Armed only with his mysterious mental connection to the feral minds of studio executives, the Movie Guru reveals just how good or bad this week's new releases will be:

Freaky Friday (PG)
Disney updates its 1976 live-action comedy with Jamie Lee Curtis and Lindsey Lohan starring as the mom and daughter who switch bodies for a day. They argue a lot and can't fathom seeing through the other's eyes—until a fortune cookie curse causes the big switcheroo. Mom gets a makeover and her chance to rock, and the kid has to fake her skills as a psychiatrist, but they learn to appreciate each others' lives.
Prediction: This latest version doesn't sink to the usual "Teens are cool. Parents are square" stereotypes, plus the actors are having loads of fun. The critics have been surprised and charmed, one calling the film, "like Face/Off without the excessive violence and the doves."

The Hard Word (R)
This violent Australian love story has Quentin Tarantino style with a noir sensibility. Inspired by Bonanza, writer/director Scott Roberts created the Twentymen brothers, a family of thugs who get sprung from prison to attempt one last job. Dale (Guy Pearce, Memento) leads the gang, while his wife Carol (Rachel Griffiths of HBO's Six Feet Under) has an affair with brother-in-law Frank (Robert Taylor). More twists and turns than The Usual Suspects.
Prediction: Although everyone agrees that Griffiths is mesmerizing, the film has received mixed reviews for being long, convoluted, and predictable. But Pearce and Griffiths are such good actors that fans of their work and the genre itself won't be disappointed.

Russian Ark (NR)
Russian filmmaker Alexander Sokurov started with an amazing idea: To shoot a 90-minute version of Russia's tumultuous history using hundreds of actors all inside the Hermitage museum. All in one take with a digital camera. And he pulled it off in a film that's a beautiful, dreamlike document of the museum's art and the country's past.
Prediction: You won't have to know much about Russian history to be fascinated by the concept and the resulting film.

S.W.A.T. (PG-13)
In the film based on the mid-'70s television show, Samuel L. Jackson stars as a S.W.A.T. team leader who must prepare new recruits LL Cool J, Michelle Rodriguez, and Colin Farrell (in the role originated by Robert Urich) to go up against a drug kingpin (Olivier Martinez) who offers $100 million to the crafty person who can break him outta jail.
Prediction: Cool music, impressive special effects, and Sam Jackson will play the same bad-ass dude he usually does.

Genre Bending

Takashi Miike puts American film directors to shame. Most of them manage to pull off a movie every year or two, if that. Not Miike. In 2002 alone, the Japanese director helmed seven films. The year before he directed seven more. If even a few of them are half as imaginative, engrossing, and downright brilliant as the two I recently viewed, Miike is a director to be reckoned with.

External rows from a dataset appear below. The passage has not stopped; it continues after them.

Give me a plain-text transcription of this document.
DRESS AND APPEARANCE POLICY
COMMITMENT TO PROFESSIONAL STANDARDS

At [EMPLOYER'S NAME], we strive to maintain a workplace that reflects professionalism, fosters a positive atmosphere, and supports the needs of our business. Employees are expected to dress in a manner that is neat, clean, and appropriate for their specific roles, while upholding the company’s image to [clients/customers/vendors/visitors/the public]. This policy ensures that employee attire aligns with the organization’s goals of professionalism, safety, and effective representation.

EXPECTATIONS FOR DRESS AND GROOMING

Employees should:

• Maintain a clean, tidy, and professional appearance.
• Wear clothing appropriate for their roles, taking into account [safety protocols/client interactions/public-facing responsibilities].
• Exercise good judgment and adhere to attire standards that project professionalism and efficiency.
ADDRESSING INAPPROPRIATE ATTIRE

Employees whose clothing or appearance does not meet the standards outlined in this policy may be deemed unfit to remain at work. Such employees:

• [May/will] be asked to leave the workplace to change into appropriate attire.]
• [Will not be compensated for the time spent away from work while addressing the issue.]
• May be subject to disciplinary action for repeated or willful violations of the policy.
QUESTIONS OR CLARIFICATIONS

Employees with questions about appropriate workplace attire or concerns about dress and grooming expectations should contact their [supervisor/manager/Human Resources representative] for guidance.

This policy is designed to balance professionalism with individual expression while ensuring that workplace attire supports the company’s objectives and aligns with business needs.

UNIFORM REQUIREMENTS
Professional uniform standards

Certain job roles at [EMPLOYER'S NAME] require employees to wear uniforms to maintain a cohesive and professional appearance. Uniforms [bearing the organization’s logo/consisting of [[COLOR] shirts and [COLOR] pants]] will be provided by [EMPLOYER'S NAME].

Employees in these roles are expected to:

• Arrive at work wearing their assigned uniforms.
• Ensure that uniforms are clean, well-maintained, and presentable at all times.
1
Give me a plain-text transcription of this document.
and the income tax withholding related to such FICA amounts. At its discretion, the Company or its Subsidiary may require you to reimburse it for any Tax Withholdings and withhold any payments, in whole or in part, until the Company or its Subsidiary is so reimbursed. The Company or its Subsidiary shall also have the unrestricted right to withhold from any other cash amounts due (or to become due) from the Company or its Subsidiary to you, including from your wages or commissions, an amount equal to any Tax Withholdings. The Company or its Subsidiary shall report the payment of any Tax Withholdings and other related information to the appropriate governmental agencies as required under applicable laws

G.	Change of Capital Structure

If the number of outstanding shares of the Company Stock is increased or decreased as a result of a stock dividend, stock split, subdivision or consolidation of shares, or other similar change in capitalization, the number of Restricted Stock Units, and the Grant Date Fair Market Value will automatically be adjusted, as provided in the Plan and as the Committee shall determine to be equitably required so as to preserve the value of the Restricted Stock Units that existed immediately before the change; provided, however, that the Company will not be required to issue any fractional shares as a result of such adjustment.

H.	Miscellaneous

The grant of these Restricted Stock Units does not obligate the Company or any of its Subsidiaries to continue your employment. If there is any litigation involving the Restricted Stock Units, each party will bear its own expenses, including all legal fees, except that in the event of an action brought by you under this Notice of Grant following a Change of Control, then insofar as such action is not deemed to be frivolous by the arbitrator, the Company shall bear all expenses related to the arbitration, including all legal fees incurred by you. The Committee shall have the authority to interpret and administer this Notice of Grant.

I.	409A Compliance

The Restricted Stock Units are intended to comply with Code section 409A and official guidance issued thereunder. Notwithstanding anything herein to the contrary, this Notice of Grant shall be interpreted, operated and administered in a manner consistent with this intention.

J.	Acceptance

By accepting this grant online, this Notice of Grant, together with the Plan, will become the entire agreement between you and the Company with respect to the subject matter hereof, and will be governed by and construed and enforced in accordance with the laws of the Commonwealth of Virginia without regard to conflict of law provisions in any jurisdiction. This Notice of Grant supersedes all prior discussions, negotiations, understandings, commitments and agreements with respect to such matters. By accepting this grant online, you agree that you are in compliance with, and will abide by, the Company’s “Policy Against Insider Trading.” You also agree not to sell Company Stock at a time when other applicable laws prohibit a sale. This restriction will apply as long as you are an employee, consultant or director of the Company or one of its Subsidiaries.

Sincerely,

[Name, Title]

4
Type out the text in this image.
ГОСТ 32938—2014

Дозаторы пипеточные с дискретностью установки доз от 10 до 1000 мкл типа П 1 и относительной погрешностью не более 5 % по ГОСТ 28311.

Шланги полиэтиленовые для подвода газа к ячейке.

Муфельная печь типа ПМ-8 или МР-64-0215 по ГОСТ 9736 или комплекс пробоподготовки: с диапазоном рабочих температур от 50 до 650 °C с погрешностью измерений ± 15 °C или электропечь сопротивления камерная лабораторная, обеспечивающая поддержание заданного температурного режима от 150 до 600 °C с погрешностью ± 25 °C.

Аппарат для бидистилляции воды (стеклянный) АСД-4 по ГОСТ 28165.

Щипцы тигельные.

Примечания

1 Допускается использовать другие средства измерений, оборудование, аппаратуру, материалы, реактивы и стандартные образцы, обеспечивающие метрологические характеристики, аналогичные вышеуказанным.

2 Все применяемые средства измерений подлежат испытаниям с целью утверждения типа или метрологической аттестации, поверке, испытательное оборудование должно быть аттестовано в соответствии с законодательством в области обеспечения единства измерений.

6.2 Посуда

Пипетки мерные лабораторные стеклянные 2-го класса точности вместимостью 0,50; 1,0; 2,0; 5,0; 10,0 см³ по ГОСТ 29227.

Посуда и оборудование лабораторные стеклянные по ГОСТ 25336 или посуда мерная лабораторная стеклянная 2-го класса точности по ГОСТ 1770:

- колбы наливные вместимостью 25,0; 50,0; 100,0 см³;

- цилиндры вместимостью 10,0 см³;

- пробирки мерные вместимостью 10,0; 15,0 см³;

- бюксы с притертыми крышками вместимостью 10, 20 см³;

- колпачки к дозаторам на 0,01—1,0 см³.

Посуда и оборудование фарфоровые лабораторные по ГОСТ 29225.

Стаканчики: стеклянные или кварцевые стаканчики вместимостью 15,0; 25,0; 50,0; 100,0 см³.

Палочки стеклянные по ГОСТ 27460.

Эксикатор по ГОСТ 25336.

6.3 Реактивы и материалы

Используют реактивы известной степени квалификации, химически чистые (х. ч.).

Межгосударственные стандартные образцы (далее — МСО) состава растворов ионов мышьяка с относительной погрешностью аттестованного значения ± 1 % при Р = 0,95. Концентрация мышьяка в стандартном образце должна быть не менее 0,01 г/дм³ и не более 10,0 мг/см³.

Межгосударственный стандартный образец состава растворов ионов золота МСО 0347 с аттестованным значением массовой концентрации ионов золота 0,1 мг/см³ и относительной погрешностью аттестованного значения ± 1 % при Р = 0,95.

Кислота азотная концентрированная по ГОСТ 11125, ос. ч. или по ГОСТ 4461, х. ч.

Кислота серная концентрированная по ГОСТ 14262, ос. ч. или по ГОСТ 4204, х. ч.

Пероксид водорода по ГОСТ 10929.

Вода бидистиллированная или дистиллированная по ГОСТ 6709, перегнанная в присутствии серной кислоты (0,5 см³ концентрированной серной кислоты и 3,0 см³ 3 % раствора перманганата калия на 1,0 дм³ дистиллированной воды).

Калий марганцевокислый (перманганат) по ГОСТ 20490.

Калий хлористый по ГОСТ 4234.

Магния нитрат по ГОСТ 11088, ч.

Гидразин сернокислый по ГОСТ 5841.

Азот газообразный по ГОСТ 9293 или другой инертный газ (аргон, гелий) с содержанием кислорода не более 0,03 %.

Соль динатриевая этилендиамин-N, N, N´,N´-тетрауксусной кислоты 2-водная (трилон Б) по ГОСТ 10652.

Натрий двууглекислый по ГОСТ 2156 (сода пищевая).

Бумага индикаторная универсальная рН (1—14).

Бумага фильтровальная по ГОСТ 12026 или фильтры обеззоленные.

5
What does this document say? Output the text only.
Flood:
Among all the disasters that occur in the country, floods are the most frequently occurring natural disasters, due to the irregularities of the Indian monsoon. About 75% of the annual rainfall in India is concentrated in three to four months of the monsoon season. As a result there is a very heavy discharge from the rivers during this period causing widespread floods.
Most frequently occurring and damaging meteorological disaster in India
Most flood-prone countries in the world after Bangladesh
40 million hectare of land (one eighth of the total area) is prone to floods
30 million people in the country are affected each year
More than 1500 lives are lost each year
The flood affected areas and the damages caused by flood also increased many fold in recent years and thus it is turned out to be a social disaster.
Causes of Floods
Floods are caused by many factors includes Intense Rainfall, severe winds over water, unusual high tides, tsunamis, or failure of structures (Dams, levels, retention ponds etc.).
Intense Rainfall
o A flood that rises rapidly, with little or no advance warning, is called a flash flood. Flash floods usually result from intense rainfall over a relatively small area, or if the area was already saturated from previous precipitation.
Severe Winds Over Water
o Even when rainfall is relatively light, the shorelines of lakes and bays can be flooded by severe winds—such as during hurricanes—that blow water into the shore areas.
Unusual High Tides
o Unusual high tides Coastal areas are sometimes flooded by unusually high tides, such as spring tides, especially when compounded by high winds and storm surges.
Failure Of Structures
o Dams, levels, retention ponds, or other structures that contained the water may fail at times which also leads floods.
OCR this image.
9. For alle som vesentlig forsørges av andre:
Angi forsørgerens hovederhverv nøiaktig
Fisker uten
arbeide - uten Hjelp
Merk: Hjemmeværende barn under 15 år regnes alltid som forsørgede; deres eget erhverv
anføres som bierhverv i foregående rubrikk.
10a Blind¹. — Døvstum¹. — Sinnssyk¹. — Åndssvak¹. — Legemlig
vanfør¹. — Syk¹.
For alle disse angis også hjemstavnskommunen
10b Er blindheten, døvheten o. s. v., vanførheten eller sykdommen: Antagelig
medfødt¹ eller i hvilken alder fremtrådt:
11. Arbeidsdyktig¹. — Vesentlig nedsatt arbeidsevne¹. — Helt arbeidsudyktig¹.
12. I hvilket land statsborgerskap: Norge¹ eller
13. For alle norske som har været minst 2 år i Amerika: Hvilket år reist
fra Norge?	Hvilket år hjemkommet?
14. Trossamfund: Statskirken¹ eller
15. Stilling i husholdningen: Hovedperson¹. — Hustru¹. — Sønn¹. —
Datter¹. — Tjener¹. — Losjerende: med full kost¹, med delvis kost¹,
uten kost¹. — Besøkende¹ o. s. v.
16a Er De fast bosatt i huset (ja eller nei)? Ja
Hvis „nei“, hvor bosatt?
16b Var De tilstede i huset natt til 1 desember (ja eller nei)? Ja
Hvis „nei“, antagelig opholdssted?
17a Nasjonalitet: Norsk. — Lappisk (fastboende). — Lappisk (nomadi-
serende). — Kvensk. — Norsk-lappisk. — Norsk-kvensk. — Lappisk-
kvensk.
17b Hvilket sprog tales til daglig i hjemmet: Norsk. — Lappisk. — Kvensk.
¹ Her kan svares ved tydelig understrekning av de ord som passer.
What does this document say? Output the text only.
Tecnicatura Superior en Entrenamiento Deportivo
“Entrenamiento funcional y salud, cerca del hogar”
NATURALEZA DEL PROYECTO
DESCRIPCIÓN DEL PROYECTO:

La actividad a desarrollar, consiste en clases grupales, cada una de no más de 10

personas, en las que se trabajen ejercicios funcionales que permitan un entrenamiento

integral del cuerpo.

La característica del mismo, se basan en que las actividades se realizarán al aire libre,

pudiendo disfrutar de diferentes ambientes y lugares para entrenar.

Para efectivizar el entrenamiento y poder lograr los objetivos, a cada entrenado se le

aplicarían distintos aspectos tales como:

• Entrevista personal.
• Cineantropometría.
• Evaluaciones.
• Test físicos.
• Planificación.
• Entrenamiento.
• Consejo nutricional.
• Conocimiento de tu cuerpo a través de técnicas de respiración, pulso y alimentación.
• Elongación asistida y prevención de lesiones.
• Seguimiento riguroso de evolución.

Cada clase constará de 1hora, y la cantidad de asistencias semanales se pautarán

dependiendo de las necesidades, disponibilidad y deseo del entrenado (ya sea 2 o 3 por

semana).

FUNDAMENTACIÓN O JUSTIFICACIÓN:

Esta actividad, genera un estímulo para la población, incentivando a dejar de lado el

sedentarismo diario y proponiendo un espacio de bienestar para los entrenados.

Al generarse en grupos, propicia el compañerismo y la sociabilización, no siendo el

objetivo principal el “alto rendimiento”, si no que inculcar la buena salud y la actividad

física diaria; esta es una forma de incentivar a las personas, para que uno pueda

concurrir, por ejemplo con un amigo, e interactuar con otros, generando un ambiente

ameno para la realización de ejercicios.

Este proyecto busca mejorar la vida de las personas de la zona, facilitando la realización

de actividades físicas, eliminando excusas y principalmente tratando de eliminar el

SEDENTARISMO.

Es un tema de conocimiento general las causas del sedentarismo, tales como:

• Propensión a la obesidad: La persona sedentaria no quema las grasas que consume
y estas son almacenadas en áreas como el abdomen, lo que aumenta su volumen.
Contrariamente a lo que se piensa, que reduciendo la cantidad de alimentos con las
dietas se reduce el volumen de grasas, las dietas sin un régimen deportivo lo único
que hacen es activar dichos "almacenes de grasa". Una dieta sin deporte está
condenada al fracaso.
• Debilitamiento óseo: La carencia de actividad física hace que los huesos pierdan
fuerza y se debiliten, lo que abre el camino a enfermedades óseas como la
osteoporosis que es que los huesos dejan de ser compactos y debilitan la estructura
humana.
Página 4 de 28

One need look no further than 2001's The Happiness of the Katakuris for proof. A remake of the Korean black comedy Quiet Family, Happiness imagines what might happen if John Irving and Harold and Maude writer Colin Higgins rewrote The Sound of Music, added claymation, and set the whole thing in Japan.

The Katakuris are a dysfunctional family with the dream of running an inn in the countryside. Unfortunately the inn attracts guests who have the odd habit of turning up dead by morning. The family fears the expired guests will ruin their new business, and set about burying the corpses in a grove behind the inn.

As is, the movie's setup is hilarious. Add a family who breaks into song and dance at whim, a con man impersonating a member of the English royal family, random claymation sequences, and singing cadavers, and what you get is a zany comedy abandoning any semblance of convention. Miike plays willy-nilly with genres, blending drama, horror, mystery, and even karaoke. But the film is also a touching family-friendly work that will make you feel good all over.

In contrast, Miike's Audition is downright disturbing. What first appears to be a romantic comedy ends up somewhere Hitchcock could only dream of. When middle-aged widower Aoyama decides to remarry, he and a director friend hold a fake movie audition to find a bride. Aoyama interviews 30 young women and falls hopelessly for Asami, a former ballet dancer with a suspicious past. Miike combines the ultra-violence of Tarantino and graphic novel writer Garth Ennis with the surrealistic dreamscapes of Lynch. What results is a hellish courtship that will give you second thoughts about ever blind dating again.